Mundial
Agonía y gloria norteamericana: Canadá venció a Sudáfrica sobre la hora y se metió en octavos de final
El margen de error se redujo a cero y la Copa del Mundo 2026 entró en su etapa más vibrante. Este domingo arrancaron formalmente los 16avos de final —la nueva e intensa llave de eliminación directa producto del formato de 48 equipos— y el encargado de dar el primer golpe de autoridad fue Canadá, que en un desenlace para el infarto derrotó a Sudáfrica y sacó el primer boleto directo a los octavos de final.
El encuentro, que enfrentaba a dos de las grandes sorpresas de la fase de grupos, cumplió con todas las expectativas de los amantes del fútbol de alto impacto: pierna fuerte, paridad táctica absoluta y una definición agónica que desató la locura de los miles de fanáticos norteamericanos que coparon las tribunas.
Un ajedrez que se destrabó en el epílogo
Desde el pitazo inicial, el partido se presentó como una batalla de estilos muy marcada. Sudáfrica, fiel a la velocidad y el despliegue físico que le permitieron superar la primera ronda, replegó sus líneas de manera inteligente y apostó a transiciones rápidas para lastimar de contragolpe. Por su parte, Canadá intentó asumir el protagonismo a través de la tenencia del balón y la jerarquía de sus individualidades.

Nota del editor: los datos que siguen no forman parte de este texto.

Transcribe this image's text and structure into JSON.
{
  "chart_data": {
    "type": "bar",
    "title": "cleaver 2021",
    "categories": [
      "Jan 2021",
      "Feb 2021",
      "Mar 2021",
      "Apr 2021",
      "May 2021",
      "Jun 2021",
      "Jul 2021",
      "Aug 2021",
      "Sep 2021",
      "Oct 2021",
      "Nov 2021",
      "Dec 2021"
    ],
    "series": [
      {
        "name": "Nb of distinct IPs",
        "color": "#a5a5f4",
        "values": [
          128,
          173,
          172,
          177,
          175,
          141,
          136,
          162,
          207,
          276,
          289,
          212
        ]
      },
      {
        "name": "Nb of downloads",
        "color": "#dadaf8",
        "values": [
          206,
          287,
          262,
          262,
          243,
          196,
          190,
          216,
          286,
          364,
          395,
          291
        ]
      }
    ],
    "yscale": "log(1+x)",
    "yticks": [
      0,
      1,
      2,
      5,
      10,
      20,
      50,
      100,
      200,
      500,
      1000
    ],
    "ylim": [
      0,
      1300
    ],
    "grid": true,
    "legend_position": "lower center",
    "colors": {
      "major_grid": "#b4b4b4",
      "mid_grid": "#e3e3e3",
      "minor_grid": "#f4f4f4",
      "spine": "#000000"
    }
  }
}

A pesar de las aproximaciones de ambos lados, el arco parecía cerrado y el fantasma del tiempo suplementario empezaba a sobrevolar el estadio. Sin embargo, cuando el reloj apretaba y las piernas pesaban el doble:
- La jugada clave: Una presión alta de Canadá forzó un error en la salida de la defensa sudafricana.
- El desahogo: Con una resolución letal dentro del área en los minutos finales, el combinado canadiense infló la red y decretó el gol definitivo que sentenció la historia.
La consolidación de un proyecto y la espera en octavos
Con esta victoria, Canadá ratifica el excelente presente de su generación dorada de futbolistas, demostrando que ya no es una sorpresa de la CONCACAF sino un rival de absoluto cuidado en el plano internacional. El equipo supo sufrir, mantuvo la cabeza fría en los momentos de mayor zozobra y golpeó con precisión quirúrgica cuando el partido lo demandaba.
«Sabíamos que iba a ser un partido de detalles y que Sudáfrica no nos iba a regalar nada. Este grupo tiene un corazón enorme y el gol en el final es el premio a no bajar los brazos nunca. Estamos entre los 16 mejores del mundo, pero queremos seguir haciendo historia», destacaron desde el vestuario canadiense tras los festejos.
Mientras Sudáfrica se despide del certamen con la frente en alto tras haber sido un digno animador, Canadá ya descansa y pone la cabeza en los octavos de final, donde espera por el ganador del próximo cruce eliminatorio para conocer a su rival en la carrera por la gloria eterna.